Le talisman de la Villette
Samuel Mathewson est décédé il y a six mois. Il exploitait des plantations d’orangers en Californie. J’ai réglé les affaires courantes et décidé de séjourner en France, j’avais le mal du pays.
— Où étiez-vous le soir où Louise a été tuée ?
— Chez moi, rue Albouy, j’ai des témoins.
Il alluma une cigarette sans se soucier de son accord.
— Il y a un détail que j’ai omis de vous divulguer. Vous avez comparu au procès de la femme Constance Thomas en novembre 1891. Votre nom de jeune fille figure sur la liste des accusées aux côtés de Louise Fontane et de Mireille Lestocart.
— Mireille Lestocart ? Qui est-ce ? Oui, j’ai été jugée, je ne pouvais garder cet enfant. On m’a relaxée comme toutes les autres.
— Qui était le père ? Richard Gaétan ou le baron de La Gour…
Il se tut, mais la fin de la phrase n’était que trop claire.
— Combien de maîtresses avez-vous abandonnées sans vous inquiéter de savoir si elles étaient dans une position intéressante ?
— Richard Gaétan et le baron de La Gournay ont été assassinés.
— Vous me soupçonnez ? Monsieur, vous manquez de flair. Chacun sait que Richard Gaétan exerçait le droit de cuissage sur ses employées, quant au baron de La Gournay, il hantait aussi bien les coulisses des maisons de couture que celles de l’Opéra et des Folies-Bergère !
— Que savez-vous de Richard Gaétan ?
— Ni plus ni moins que ce qui est écrit dans les potins mondains. Il a été coupeur dans un magasin de confection, puis est devenu tailleur chez Larive , à la Madeleine.
— Je suppose que la Licorne noire est un nom qui vous est familier.
— Tout le monde a peu ou prou entendu le nom de cette société qui draine beaucoup d’argent. Richard Gaétan, le baron Edmond de La Gournay et Absalon Thomassin en sont les cofondateurs.
— Le Grand Absalon du cirque d’Hiver ?
— Oui.
— De quelle façon Gaétan a-t-il accédé à la célébrité ? Cette maison rue de la Paix lui est tombée du ciel ?
— En 1888, chez Larive , il a eu pour client Absalon Thomassin, de retour d’un périple en Inde où il était allé s’instruire auprès des acrobates autochtones. Richard Gaétan rêvait de dégommer Worth. Mais s’il possédait le tour de main, la fantaisie lui faisait défaut. Absalon Thomassin consentit à lui confier ses esquisses de costumes exotiques glanés au hasard de ses voyages, il dessinait et maniait l’aquarelle avec talent et n’avait pas son pareil pour le choix des tissus. Richard Gaétan a conçu une robe d’après les croquis et les conseils de Thomassin… Cela suffit, j’en ai assez !
— Continuez.
— Si ça vous amuse… En août 1889, lors de la réception du shah de Perse, en présence du président de la République, des ambassadeurs et du gratin parisien, Mme Clotilde de La Gournay fit une apparition très remarquée.
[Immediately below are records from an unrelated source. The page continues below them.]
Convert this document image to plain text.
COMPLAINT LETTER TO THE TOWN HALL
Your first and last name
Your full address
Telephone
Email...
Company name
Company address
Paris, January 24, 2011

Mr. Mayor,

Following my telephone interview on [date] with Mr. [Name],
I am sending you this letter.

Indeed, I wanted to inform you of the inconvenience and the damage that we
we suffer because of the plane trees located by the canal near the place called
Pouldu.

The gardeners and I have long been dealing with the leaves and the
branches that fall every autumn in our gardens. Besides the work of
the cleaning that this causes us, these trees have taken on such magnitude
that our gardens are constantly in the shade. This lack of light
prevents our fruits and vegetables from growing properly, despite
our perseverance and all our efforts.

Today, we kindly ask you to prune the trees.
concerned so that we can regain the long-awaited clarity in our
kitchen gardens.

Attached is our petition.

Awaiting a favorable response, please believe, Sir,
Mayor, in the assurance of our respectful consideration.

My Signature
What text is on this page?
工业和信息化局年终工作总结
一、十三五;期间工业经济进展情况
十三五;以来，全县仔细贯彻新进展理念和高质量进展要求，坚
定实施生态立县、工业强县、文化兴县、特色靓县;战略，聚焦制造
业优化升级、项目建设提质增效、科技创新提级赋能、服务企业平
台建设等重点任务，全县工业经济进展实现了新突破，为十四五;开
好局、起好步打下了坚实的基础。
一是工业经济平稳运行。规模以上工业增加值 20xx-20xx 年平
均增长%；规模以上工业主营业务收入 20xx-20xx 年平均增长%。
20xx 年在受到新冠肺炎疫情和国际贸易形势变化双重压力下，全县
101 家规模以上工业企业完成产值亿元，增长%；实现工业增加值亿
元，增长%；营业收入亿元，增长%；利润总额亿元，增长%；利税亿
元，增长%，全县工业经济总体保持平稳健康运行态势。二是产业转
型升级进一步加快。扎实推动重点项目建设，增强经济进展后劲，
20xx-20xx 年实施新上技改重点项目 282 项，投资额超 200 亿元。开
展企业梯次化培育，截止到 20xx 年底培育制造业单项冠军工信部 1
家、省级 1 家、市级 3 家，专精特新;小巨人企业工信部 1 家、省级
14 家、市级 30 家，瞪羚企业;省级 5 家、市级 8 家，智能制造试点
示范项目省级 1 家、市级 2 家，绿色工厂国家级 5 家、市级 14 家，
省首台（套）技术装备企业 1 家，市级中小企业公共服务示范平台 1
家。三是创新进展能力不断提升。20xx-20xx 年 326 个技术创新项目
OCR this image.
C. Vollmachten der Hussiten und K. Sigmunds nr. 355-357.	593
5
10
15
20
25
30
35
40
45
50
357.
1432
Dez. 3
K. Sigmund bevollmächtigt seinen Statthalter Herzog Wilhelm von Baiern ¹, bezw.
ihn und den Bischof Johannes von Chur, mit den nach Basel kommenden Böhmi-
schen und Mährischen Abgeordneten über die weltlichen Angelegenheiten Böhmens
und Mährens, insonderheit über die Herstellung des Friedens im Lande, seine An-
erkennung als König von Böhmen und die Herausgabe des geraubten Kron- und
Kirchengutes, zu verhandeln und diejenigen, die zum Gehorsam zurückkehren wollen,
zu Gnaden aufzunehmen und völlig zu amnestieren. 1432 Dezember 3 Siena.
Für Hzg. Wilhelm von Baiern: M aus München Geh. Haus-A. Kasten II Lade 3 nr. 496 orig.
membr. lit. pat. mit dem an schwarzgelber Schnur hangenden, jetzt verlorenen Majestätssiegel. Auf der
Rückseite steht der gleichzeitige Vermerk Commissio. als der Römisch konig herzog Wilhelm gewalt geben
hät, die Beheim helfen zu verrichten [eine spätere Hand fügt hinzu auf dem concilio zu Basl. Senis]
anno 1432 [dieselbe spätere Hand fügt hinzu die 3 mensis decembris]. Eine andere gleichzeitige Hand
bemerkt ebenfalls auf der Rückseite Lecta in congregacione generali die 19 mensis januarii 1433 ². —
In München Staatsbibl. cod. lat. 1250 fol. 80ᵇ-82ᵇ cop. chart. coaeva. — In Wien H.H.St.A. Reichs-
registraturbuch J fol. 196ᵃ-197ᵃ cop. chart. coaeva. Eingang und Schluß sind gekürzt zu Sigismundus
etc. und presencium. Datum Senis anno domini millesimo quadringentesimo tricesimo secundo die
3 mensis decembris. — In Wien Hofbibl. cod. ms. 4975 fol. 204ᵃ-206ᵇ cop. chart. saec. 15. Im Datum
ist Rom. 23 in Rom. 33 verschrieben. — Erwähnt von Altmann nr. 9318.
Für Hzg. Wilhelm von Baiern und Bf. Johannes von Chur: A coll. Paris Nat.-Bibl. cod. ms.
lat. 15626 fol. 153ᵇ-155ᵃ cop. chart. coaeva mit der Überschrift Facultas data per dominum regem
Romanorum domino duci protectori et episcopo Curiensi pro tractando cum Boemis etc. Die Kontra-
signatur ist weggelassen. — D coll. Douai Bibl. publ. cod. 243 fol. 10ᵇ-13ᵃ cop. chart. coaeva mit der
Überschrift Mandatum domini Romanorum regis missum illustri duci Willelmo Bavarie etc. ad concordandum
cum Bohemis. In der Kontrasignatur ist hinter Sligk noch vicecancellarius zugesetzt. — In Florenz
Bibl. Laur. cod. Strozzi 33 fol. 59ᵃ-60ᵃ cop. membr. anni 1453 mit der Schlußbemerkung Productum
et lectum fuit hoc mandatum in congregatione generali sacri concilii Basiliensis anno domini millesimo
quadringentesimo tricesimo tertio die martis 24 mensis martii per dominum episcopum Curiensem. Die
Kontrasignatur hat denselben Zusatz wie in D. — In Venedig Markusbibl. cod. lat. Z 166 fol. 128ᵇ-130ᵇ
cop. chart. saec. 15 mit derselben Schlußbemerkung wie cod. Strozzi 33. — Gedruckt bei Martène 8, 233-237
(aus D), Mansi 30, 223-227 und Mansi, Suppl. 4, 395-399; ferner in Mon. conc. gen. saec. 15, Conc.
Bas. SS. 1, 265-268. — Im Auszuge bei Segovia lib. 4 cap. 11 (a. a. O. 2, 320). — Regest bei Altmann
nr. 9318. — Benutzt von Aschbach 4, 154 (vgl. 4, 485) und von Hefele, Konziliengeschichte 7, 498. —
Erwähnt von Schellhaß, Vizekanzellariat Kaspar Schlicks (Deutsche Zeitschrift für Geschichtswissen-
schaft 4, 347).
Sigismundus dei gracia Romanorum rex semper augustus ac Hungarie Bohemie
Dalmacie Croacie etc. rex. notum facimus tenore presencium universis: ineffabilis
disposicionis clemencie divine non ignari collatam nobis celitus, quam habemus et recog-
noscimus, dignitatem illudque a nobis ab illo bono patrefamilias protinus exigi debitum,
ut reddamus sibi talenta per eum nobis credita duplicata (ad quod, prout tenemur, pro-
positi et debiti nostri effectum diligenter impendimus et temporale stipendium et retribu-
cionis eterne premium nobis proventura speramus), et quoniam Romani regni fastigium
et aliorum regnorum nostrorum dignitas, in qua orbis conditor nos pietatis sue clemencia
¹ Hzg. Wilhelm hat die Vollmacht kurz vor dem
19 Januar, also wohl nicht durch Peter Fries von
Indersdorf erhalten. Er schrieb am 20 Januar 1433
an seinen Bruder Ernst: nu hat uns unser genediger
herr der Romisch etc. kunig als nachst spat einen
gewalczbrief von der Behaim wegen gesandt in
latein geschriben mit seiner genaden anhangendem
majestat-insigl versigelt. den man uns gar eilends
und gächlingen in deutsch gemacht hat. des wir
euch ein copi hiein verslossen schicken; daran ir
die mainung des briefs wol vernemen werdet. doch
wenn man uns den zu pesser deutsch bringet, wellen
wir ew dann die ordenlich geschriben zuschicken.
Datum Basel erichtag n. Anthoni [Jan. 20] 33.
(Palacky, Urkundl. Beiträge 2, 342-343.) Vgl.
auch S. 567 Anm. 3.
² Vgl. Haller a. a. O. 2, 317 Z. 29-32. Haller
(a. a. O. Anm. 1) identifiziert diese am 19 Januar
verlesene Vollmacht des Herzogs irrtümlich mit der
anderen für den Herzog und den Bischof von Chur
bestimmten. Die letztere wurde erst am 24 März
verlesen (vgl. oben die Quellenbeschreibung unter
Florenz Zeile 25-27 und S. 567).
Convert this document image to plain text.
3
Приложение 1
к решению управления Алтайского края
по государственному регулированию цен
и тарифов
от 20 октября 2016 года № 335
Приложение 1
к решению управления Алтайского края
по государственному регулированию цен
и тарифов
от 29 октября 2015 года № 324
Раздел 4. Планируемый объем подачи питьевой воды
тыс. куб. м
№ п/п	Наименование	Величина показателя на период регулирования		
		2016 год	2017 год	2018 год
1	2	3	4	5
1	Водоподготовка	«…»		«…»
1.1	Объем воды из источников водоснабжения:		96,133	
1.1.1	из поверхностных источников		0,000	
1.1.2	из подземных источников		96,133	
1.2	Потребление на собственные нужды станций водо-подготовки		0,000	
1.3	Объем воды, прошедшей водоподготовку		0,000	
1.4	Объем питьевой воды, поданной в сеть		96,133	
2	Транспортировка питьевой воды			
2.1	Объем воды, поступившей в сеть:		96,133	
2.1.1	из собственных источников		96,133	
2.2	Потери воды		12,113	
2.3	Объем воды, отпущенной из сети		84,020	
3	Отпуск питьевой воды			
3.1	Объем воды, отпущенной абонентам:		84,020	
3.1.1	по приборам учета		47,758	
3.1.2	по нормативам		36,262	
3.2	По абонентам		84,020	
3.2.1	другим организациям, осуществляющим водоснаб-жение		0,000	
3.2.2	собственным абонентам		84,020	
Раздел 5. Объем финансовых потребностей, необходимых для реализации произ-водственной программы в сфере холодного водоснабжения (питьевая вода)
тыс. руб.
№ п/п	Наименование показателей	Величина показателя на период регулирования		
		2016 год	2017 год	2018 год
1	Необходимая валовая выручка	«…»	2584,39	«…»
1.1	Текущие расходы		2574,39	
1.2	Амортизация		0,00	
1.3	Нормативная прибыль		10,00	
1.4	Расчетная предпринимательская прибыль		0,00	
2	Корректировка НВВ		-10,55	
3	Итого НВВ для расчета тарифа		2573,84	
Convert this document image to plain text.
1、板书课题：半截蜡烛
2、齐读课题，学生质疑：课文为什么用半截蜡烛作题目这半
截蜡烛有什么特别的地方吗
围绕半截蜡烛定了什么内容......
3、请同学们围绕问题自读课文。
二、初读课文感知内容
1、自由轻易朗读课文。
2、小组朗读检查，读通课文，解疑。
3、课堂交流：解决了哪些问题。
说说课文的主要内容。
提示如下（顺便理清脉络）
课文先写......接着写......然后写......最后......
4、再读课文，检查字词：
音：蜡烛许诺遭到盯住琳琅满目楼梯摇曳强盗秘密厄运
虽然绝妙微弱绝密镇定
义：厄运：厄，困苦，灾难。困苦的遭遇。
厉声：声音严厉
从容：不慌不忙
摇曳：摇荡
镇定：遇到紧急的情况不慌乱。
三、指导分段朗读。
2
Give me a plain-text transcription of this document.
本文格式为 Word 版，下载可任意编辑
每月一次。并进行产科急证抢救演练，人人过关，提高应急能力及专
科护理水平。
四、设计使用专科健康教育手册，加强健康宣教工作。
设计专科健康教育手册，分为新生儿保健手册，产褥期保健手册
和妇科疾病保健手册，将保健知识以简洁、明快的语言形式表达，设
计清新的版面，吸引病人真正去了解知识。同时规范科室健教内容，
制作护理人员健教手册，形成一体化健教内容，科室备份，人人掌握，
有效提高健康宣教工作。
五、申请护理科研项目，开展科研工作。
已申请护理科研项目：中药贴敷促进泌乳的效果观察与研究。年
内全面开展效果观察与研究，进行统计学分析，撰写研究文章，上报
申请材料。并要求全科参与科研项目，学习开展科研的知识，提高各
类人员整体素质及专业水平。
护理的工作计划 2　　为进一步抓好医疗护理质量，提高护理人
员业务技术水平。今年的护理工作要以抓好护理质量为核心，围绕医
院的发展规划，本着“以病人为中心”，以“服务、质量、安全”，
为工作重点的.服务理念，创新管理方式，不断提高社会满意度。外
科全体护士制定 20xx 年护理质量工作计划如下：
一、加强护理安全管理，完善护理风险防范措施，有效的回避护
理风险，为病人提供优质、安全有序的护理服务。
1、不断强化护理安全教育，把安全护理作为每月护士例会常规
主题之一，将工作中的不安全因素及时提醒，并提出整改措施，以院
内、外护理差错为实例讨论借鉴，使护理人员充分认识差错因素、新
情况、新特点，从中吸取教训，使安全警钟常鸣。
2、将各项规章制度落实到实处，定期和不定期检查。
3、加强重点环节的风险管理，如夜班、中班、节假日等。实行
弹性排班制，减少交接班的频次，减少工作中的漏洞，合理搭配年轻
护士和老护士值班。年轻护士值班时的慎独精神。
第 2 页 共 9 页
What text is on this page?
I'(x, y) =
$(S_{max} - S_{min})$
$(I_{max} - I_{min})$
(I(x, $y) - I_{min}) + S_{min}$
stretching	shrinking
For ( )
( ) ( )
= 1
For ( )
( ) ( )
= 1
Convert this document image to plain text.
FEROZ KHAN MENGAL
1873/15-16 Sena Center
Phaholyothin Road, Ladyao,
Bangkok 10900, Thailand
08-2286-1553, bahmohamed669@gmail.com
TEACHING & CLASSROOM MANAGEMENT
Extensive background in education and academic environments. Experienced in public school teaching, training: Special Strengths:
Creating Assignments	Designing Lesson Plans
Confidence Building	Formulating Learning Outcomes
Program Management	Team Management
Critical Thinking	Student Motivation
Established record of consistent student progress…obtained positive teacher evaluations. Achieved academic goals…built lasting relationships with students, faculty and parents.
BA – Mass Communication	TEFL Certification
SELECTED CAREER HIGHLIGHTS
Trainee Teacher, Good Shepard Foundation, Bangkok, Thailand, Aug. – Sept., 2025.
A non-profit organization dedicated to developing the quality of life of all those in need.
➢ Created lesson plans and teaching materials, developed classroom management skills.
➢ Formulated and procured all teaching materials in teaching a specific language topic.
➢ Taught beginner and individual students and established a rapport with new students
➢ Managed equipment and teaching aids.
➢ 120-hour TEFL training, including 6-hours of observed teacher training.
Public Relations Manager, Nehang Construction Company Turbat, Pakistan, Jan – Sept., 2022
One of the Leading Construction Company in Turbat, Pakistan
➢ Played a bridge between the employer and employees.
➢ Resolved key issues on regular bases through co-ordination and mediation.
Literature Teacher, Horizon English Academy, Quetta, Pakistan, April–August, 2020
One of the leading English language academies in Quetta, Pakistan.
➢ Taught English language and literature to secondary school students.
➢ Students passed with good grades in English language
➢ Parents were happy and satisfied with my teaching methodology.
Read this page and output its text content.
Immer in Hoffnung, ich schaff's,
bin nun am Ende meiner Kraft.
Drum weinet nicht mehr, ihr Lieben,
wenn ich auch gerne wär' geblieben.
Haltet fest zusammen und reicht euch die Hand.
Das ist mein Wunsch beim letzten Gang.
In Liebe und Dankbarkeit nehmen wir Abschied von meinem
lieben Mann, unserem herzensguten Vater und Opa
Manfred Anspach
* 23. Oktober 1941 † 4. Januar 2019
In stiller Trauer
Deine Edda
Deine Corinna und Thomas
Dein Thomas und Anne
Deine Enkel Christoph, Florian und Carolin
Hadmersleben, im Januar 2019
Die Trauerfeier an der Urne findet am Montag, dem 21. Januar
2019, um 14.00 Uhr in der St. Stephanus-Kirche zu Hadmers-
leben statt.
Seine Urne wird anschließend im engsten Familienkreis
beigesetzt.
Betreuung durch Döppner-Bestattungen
Elle portait la fameuse toilette de Gaétan : La robe couleur de temps , inspirée de Peau d’âne, une splendeur en brocart bleu et or. Elle fit sensation, le nom de Gaétan courut de bouche en bouche. Cautionnée par les titres de noblesse du couple La Gournay, la maison Le Couturier des élégantes était lancée. Je me souviens de la réflexion de Thomassin :
J’espère que je ne serai pas l’âne qui ne faisait jamais d’ordure, mais bien beaux écus au soleil. » Suis-je suffisamment explicite ?
— Non, vous ne l’êtes pas.
Elle secoua la tête et émit un rire forcé.
— Avez-vous lu Perrault, monsieur le libraire ? Le pauvre âne fut sacrifié, en quelque sorte on lui fit la peau. Et vous vous targuez d’être un fin limier ! Tout ce que vous présumez va au-delà des apparences. Réfléchissez, ils étaient trois, il en reste un. C’est Absalon le véritable créateur, et il n’a pas touché l’ombre d’un fifrelin. Gaétan s’était empressé de s’assurer l’exclusivité de la griffe.
— Vous incriminez Thomassin ?
— Un atelier de couture est une famille élargie, il y a des secrets qu’on garde au chaud si l’on veut conserver son gagne-pain.
Victor n’était pas préparé à une telle hypothèse et il lui fallut un instant pour faire le point.
— Parlez-moi donc de la présence de ce boiteux qui vous traque d’hôtel en hôtel.
Le regard de Sophie Clairsange-Mathewson se voila l’espace d’une seconde, puis elle reprit son air crâne.